Symptoms
The search bar doesn't show the option to search all folders
For all users
If all users are affected, the issue probably occurs following an email migration at the folder system level. This means that the Elasticsearch search index doesn't exist: you can run ConsolidateMailSpoolIndexJob
to create the index and index all the messages on the server:
- go to the admin console > System Management > Planning > run
ConsolidateMailSpoolIndexJob
or
using our command line tool, run the consolidateIndex maintenance operation:
Bloc de code |
---|
bm-cli maintenance consolidateIndex domain.net |
This operation is resource hungry.
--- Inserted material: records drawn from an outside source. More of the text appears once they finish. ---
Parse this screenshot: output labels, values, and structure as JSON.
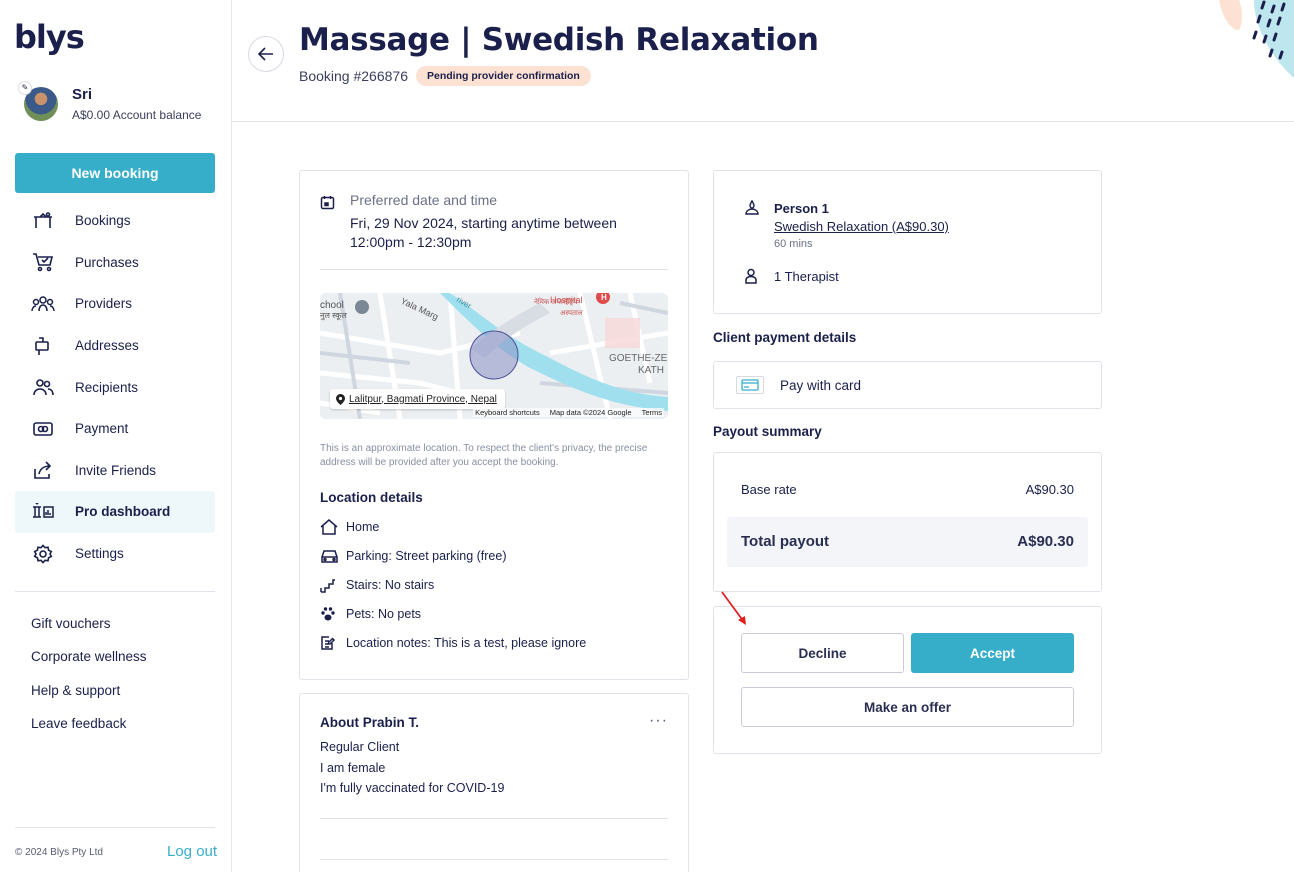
{
  "brand": {
    "logo": "blys"
  },
  "profile": {
    "name": "Sri",
    "balance": "A$0.00 Account balance"
  },
  "sidebar": {
    "new_booking": "New booking",
    "items": [
      {
        "label": "Bookings",
        "icon": "massage-table-icon"
      },
      {
        "label": "Purchases",
        "icon": "cart-icon"
      },
      {
        "label": "Providers",
        "icon": "providers-icon"
      },
      {
        "label": "Addresses",
        "icon": "mailbox-icon"
      },
      {
        "label": "Recipients",
        "icon": "users-icon"
      },
      {
        "label": "Payment",
        "icon": "payment-icon"
      },
      {
        "label": "Invite Friends",
        "icon": "share-icon"
      },
      {
        "label": "Pro dashboard",
        "icon": "dashboard-icon",
        "active": true
      },
      {
        "label": "Settings",
        "icon": "gear-icon"
      }
    ],
    "links": [
      "Gift vouchers",
      "Corporate wellness",
      "Help & support",
      "Leave feedback"
    ],
    "copyright": "© 2024 Blys Pty Ltd",
    "logout": "Log out"
  },
  "header": {
    "title": "Massage | Swedish Relaxation",
    "booking_number": "Booking #266876",
    "status": "Pending provider confirmation"
  },
  "booking": {
    "preferred_label": "Preferred date and time",
    "preferred_value": "Fri, 29 Nov 2024, starting anytime between 12:00pm - 12:30pm",
    "map": {
      "address": "Lalitpur, Bagmati Province, Nepal",
      "labels": {
        "school": "chool",
        "school_np": "नुल स्कूल",
        "road": "Yala Marg",
        "river": "river",
        "hospital": "Hospital",
        "hospital_np": "नेमिक अन्तर्राष्ट्रिय",
        "hospital_np2": "अस्पताल",
        "goethe": "GOETHE-ZE",
        "kath": "KATH"
      },
      "credits": [
        "Keyboard shortcuts",
        "Map data ©2024 Google",
        "Terms"
      ]
    },
    "privacy_note": "This is an approximate location. To respect the client's privacy, the precise address will be provided after you accept the booking.",
    "location_heading": "Location details",
    "location_items": [
      {
        "text": "Home",
        "icon": "home-icon"
      },
      {
        "text": "Parking: Street parking (free)",
        "icon": "car-icon"
      },
      {
        "text": "Stairs: No stairs",
        "icon": "stairs-icon"
      },
      {
        "text": "Pets: No pets",
        "icon": "paw-icon"
      },
      {
        "text": "Location notes: This is a test, please ignore",
        "icon": "notes-icon"
      }
    ]
  },
  "about": {
    "title": "About Prabin T.",
    "more": "···",
    "lines": [
      "Regular Client",
      "I am female",
      "I'm fully vaccinated for COVID-19"
    ]
  },
  "service": {
    "person": "Person 1",
    "treatment": "Swedish Relaxation (A$90.30)",
    "duration": "60 mins",
    "therapists": "1 Therapist"
  },
  "payment": {
    "section_title": "Client payment details",
    "method": "Pay with card"
  },
  "payout": {
    "section_title": "Payout summary",
    "base_label": "Base rate",
    "base_value": "A$90.30",
    "total_label": "Total payout",
    "total_value": "A$90.30"
  },
  "actions": {
    "decline": "Decline",
    "accept": "Accept",
    "offer": "Make an offer"
  },
  "colors": {
    "accent": "#37aec9",
    "navy": "#1a1f4b",
    "badge": "#fde2d4"
  }
}
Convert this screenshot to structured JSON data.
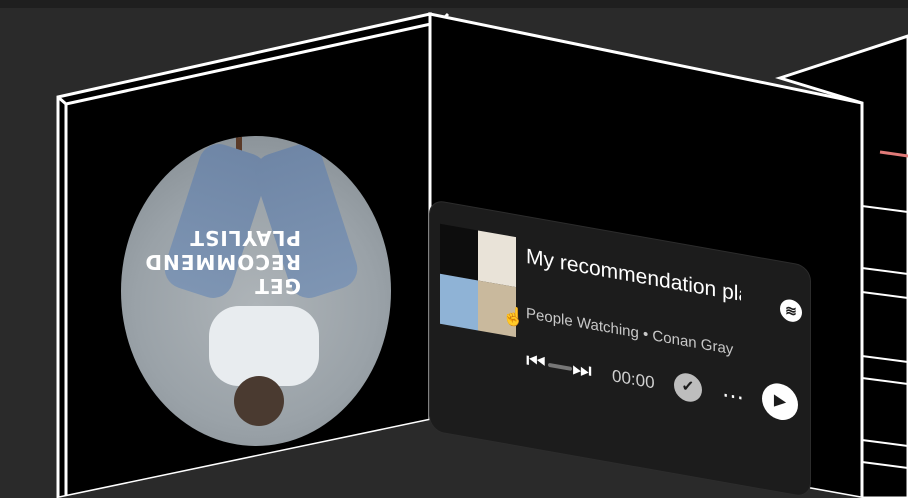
{
  "colors": {
    "background": "#2a2a2a",
    "panel": "#000000",
    "outline": "#ffffff",
    "card": "#1c1c1c",
    "accent_line": "#e07a78"
  },
  "cover": {
    "lines": [
      "GET",
      "RECOMMEND",
      "PLAYLIST"
    ]
  },
  "player": {
    "title": "My recommendation playlist",
    "subtitle": "People Watching • Conan Gray",
    "time": "00:00",
    "icons": {
      "logo": "spotify-icon",
      "previous": "skip-previous-icon",
      "next": "skip-next-icon",
      "saved": "check-circle-icon",
      "more": "more-horizontal-icon",
      "play": "play-icon",
      "cursor": "pointer-hand-icon"
    },
    "progress": 0
  }
}
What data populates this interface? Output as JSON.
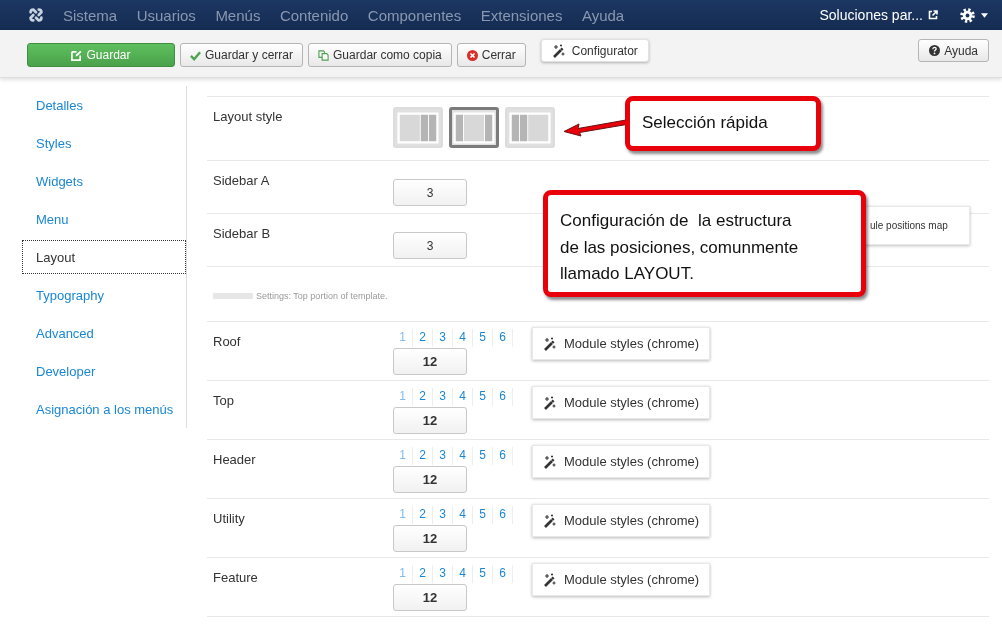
{
  "navbar": {
    "menu": [
      "Sistema",
      "Usuarios",
      "Menús",
      "Contenido",
      "Componentes",
      "Extensiones",
      "Ayuda"
    ],
    "site_link": "Soluciones par..."
  },
  "toolbar": {
    "buttons": [
      {
        "label": "Guardar",
        "kind": "save"
      },
      {
        "label": "Guardar y cerrar",
        "kind": "apply"
      },
      {
        "label": "Guardar como copia",
        "kind": "copy"
      },
      {
        "label": "Cerrar",
        "kind": "close"
      },
      {
        "label": "Configurator",
        "kind": "tool"
      }
    ],
    "help": "Ayuda"
  },
  "sidebar": {
    "items": [
      {
        "label": "Detalles",
        "selected": false
      },
      {
        "label": "Styles",
        "selected": false
      },
      {
        "label": "Widgets",
        "selected": false
      },
      {
        "label": "Menu",
        "selected": false
      },
      {
        "label": "Layout",
        "selected": true
      },
      {
        "label": "Typography",
        "selected": false
      },
      {
        "label": "Advanced",
        "selected": false
      },
      {
        "label": "Developer",
        "selected": false
      },
      {
        "label": "Asignación a los menús",
        "selected": false
      }
    ]
  },
  "layout_style": {
    "label": "Layout style",
    "options": [
      {
        "kind": "right",
        "selected": false
      },
      {
        "kind": "both",
        "selected": true
      },
      {
        "kind": "left",
        "selected": false
      }
    ]
  },
  "sidebars": [
    {
      "label": "Sidebar A",
      "value": "3"
    },
    {
      "label": "Sidebar B",
      "value": "3"
    }
  ],
  "positions_map_button": "ule positions map",
  "section_note": "Settings: Top portion of template.",
  "positions": [
    {
      "label": "Roof",
      "columns": [
        {
          "label": "1",
          "selected": true
        },
        {
          "label": "2",
          "selected": false
        },
        {
          "label": "3",
          "selected": false
        },
        {
          "label": "4",
          "selected": false
        },
        {
          "label": "5",
          "selected": false
        },
        {
          "label": "6",
          "selected": false
        }
      ],
      "value": "12",
      "styles_button": "Module styles (chrome)"
    },
    {
      "label": "Top",
      "columns": [
        {
          "label": "1",
          "selected": true
        },
        {
          "label": "2",
          "selected": false
        },
        {
          "label": "3",
          "selected": false
        },
        {
          "label": "4",
          "selected": false
        },
        {
          "label": "5",
          "selected": false
        },
        {
          "label": "6",
          "selected": false
        }
      ],
      "value": "12",
      "styles_button": "Module styles (chrome)"
    },
    {
      "label": "Header",
      "columns": [
        {
          "label": "1",
          "selected": true
        },
        {
          "label": "2",
          "selected": false
        },
        {
          "label": "3",
          "selected": false
        },
        {
          "label": "4",
          "selected": false
        },
        {
          "label": "5",
          "selected": false
        },
        {
          "label": "6",
          "selected": false
        }
      ],
      "value": "12",
      "styles_button": "Module styles (chrome)"
    },
    {
      "label": "Utility",
      "columns": [
        {
          "label": "1",
          "selected": true
        },
        {
          "label": "2",
          "selected": false
        },
        {
          "label": "3",
          "selected": false
        },
        {
          "label": "4",
          "selected": false
        },
        {
          "label": "5",
          "selected": false
        },
        {
          "label": "6",
          "selected": false
        }
      ],
      "value": "12",
      "styles_button": "Module styles (chrome)"
    },
    {
      "label": "Feature",
      "columns": [
        {
          "label": "1",
          "selected": true
        },
        {
          "label": "2",
          "selected": false
        },
        {
          "label": "3",
          "selected": false
        },
        {
          "label": "4",
          "selected": false
        },
        {
          "label": "5",
          "selected": false
        },
        {
          "label": "6",
          "selected": false
        }
      ],
      "value": "12",
      "styles_button": "Module styles (chrome)"
    }
  ],
  "callouts": [
    {
      "text": "Selección rápida"
    },
    {
      "text": "Configuración de  la estructura\nde las posiciones, comunmente\nllamado LAYOUT."
    }
  ]
}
From BlueMind 3.5.12, you can run it by groups of users using the option --match:
Bloc de code |
---|
bm-cli maintenance consolidateIndex --match "a.*" domain.net
bm-cli maintenance consolidateIndex --match "[b-c].*" domain.net |
For a few users only
If the issue affects a few users only, this means that their ElasticSearch index doesn't exist or is corrupt, you therefore have to create it:
Some search results are missing
In case of temporary issues with the indexing service, some messages sent or received during that period may not have been indexed. Simply run ConsolidateMailSpoolIndexJob
which computes the difference between messages within IMAP and the index, and then indexes the missing messages only.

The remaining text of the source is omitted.